I started this blog ten years ago, because I wanted to control my own content. I had begun working with other writers, and it was also convenient to be able to explain blogging applications and uses for social media. My posts evolved from creative to informative. Sharing advice and resources has seemed worthwhile, but I need fresh topics. Where to now?
The following advice is not intended for superstars and bestselling authors.
If you’ve created an online profile that you don’t intend to use, then delete it this week. Don’t leave it out there with unanswered inquiries, especially when they’re publicly visible. Everyone who sees an earnest question that has been posted by someone and ignored by you will think you don’t care about your followers, readers, and fans.
Many social media profiles will allow you to adjust your notification settings so you’ll receive them via the email application you use every day. An alert will pop into your regular email inbox. If a profile you’ve created doesn’t offer this function, then you’ll need to discipline yourself to check that profile at least every other day. Delete your profile from a site if it’s too much trouble to check regularly.

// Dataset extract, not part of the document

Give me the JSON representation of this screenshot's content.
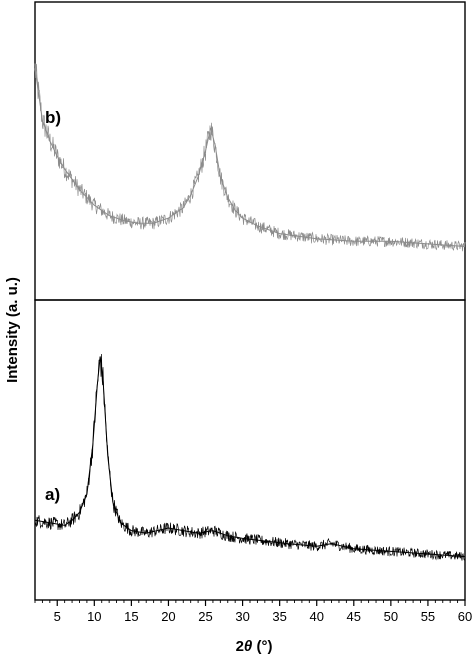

Unless they’re spam or harassment, treat questions sent to you as comments, email, or text messages as though they were being asked in person. The sender is getting an unfavorable impression if you haven’t responded. Take the time to create a generic but friendly reply that you can copy and paste, if necessary.
If you don’t already have one, make a list of your social media profiles and email inboxes for your daily checks. Your browser’s bookmarks or favorites feature can streamline the process. Most of your social media profiles should be linked to the website that serves as your hub.
Don’t forget to update your biographical information periodically. Nothing highlights your neglectfulness more than an above-the-fold “update” that speaks of a past event as if it were still in the future.